Students from Paragon Charter Academy’s Robotics Club recently competed in First Lego League® (FLL), a global robotics competition. The tournament inspires young people in kindergarten through high school to engage in exciting mentor-based programs that build science, engineering, and technology skills. The competition also aims to help students and teachers build a better future together.
The tournament provides students the opportunity to participate in hands-on STEM experiences that foster well-rounded life skills including self-confidence, communication, and leadership. Each year, the program is built around real-world challenges that engage children in research, problem-solving, coding, and engineering.
“Success in our modern economy demands a wide set of skills, including STEM knowledge, digital literacy, leadership, strong problem-solving, and team-building abilities,” said Sheetal Rathod, paraprofessional at Paragon Charter Academy. “All students need access to opportunities to develop these highly adaptable skills early and often, so they’re better prepared to take on challenges and opportunities throughout their lives and careers and reach their full potential.”
For the second year, Paragon entered a team of students from fourth and fifth grade, with a fun and creative team name: Paragon Awesome City Shapers (P.A.C.S.). Throughout the tournament, students were required to prepare and present on three judging components, including Core Values, Innovation Project, and Robot Design.
To demonstrate their understanding of the tournament’s Core Values, students needed to express the FIRST philosophies of gracious professionalism and cooperation by demonstrating the following values: discovery, innovation, impact, inclusion, teamwork, and fun.
The judging for the Innovation Project category required competitors to work as a team to identify a real-world problem regarding building spaces in the community, they then needed to design a solution to that problem, and finally share the solution.
The third component of the tournament asked students to design a robot and program it to perform 13 missions given by the FLL team. Every mission earns the team points after being judged based on their performance during a timed duration in the tournament.
“I am so proud of the team for showing great teamwork,” said Rathod. “They followed all core values and impressed the judges with their presentation skills, innovative ideas, and immediate personal solutions.”
In preparation for the FLL competition, the Paragon Robotics club started meeting at the beginning of the school year. The team met every Tuesday and Thursday after school for an hour. As the tournament drew nearer, the team held extra practices on Saturdays. The team's outstanding performance in all aspects of the tournament helped them to qualify for the State Championship taking place this month.

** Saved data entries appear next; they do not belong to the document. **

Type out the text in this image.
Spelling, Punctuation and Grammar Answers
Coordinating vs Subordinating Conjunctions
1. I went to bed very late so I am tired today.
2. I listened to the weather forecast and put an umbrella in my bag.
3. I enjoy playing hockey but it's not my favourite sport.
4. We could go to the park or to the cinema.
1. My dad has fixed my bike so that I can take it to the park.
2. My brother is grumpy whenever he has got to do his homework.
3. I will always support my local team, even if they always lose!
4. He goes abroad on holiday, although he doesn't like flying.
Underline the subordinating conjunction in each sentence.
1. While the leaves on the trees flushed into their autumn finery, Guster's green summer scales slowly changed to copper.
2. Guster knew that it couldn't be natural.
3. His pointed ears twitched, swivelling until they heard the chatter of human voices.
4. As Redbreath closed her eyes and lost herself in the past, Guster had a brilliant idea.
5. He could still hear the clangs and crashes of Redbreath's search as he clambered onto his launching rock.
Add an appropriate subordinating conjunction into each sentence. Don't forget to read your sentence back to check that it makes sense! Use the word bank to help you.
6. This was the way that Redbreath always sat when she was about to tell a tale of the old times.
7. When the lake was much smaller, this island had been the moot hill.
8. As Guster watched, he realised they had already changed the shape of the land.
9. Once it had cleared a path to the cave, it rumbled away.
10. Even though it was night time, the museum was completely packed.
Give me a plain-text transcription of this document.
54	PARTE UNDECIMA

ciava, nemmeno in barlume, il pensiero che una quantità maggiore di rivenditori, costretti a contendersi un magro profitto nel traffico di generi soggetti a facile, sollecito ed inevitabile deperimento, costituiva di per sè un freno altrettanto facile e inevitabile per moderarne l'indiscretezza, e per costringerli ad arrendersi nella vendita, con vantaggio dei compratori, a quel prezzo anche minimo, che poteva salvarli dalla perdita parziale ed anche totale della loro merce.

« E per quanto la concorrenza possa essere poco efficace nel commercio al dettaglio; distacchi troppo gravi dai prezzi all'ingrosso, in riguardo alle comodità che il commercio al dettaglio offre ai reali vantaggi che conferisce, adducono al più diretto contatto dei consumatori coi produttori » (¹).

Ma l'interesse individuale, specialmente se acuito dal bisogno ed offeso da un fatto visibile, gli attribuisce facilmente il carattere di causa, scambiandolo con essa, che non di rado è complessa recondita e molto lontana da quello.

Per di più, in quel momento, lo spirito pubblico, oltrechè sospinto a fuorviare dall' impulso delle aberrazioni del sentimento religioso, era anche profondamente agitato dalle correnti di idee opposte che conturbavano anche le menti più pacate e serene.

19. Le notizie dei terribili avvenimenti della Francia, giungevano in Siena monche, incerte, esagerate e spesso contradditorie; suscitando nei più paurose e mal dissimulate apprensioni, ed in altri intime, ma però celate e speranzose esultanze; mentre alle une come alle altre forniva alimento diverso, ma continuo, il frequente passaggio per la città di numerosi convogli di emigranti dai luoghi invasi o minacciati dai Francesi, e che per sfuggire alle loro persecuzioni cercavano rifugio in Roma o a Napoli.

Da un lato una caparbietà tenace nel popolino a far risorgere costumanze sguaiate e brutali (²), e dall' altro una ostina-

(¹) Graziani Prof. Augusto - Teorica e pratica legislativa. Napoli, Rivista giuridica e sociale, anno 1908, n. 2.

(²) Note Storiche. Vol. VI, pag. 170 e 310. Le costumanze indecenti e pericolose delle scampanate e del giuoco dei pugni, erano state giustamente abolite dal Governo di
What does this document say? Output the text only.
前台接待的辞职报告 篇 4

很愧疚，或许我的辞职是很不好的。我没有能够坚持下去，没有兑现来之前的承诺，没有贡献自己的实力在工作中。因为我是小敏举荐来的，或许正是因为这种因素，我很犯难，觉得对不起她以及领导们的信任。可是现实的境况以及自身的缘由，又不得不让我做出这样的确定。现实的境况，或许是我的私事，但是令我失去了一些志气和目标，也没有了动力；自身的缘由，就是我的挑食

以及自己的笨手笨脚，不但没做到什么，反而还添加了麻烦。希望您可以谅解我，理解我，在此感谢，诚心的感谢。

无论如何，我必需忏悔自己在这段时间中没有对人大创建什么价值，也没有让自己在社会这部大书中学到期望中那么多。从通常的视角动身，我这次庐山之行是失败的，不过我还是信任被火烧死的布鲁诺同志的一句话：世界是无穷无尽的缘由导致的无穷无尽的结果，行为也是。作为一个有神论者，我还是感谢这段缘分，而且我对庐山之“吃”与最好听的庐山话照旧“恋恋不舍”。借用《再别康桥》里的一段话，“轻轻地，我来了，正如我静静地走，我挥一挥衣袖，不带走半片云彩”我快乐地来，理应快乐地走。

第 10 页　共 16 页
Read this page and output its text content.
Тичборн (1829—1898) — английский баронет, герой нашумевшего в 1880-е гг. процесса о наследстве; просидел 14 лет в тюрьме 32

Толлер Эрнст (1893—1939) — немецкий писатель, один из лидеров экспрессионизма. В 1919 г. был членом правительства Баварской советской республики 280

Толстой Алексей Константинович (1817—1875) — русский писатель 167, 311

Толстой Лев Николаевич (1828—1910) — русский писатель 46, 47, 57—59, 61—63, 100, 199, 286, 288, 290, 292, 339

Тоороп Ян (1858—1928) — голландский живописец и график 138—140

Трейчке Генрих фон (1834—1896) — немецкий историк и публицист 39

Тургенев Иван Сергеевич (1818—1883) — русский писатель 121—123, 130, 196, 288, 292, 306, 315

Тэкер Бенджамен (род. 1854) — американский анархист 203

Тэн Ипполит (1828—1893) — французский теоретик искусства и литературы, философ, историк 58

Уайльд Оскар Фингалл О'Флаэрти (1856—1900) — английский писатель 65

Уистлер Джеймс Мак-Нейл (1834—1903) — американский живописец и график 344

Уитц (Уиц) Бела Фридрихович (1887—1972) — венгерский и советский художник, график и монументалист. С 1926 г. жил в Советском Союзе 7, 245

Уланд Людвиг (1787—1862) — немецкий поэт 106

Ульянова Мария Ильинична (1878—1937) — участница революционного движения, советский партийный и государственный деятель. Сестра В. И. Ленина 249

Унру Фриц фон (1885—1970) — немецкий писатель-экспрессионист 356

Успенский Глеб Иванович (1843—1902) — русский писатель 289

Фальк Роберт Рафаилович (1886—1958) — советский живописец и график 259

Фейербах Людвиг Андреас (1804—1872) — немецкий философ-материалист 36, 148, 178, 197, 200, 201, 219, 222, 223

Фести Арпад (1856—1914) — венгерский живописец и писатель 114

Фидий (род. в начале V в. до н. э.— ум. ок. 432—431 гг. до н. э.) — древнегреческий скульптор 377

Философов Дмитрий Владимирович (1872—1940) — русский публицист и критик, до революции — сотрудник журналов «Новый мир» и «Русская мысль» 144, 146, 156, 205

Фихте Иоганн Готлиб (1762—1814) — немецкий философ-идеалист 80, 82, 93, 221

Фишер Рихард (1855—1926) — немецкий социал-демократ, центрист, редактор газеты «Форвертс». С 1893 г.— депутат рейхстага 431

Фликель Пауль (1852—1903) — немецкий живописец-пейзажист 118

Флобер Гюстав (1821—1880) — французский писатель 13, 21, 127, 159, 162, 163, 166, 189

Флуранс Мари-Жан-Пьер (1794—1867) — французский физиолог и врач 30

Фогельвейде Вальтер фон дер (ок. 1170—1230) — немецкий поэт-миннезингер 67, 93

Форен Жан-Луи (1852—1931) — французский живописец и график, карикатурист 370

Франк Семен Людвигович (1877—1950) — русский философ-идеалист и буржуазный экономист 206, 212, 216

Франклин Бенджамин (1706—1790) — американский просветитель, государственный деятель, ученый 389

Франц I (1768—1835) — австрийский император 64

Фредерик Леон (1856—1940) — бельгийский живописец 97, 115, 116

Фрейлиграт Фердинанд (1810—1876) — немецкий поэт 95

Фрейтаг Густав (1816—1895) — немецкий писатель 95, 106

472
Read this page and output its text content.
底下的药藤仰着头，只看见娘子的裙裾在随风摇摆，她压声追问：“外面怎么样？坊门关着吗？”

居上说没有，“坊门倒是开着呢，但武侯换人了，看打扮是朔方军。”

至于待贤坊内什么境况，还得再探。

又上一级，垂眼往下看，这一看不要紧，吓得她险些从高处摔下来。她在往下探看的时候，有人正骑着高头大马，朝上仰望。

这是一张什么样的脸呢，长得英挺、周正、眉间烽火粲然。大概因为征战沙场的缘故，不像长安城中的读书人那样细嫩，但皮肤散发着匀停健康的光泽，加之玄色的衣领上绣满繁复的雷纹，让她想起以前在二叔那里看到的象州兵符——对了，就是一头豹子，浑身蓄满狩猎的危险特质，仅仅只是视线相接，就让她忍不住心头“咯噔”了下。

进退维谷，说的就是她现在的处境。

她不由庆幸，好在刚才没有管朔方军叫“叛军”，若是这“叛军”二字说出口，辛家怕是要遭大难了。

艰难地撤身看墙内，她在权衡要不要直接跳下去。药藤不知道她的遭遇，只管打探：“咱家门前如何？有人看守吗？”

P.A.C.S. decided to take on the challenge of identifying how to build affordable, energy-efficient, and nature-friendly living spaces from recycled plastic waste, using 3D printing technology. Rathod shared that in addition to providing a strong academic challenge for students now, competing in FLL also helps prepare students for their future careers.
“As the U.S. has transformed rapidly to an information-based economy, employment in science, technology, engineering, and math occupations has grown,” said Rathod. “Since 1990, STEM employment has grown 79% from 9.7 million to 17.3 million, and computer jobs have seen a whopping 338% increase over the same period. STEM jobs have relatively high earnings compared with many non-STEM jobs."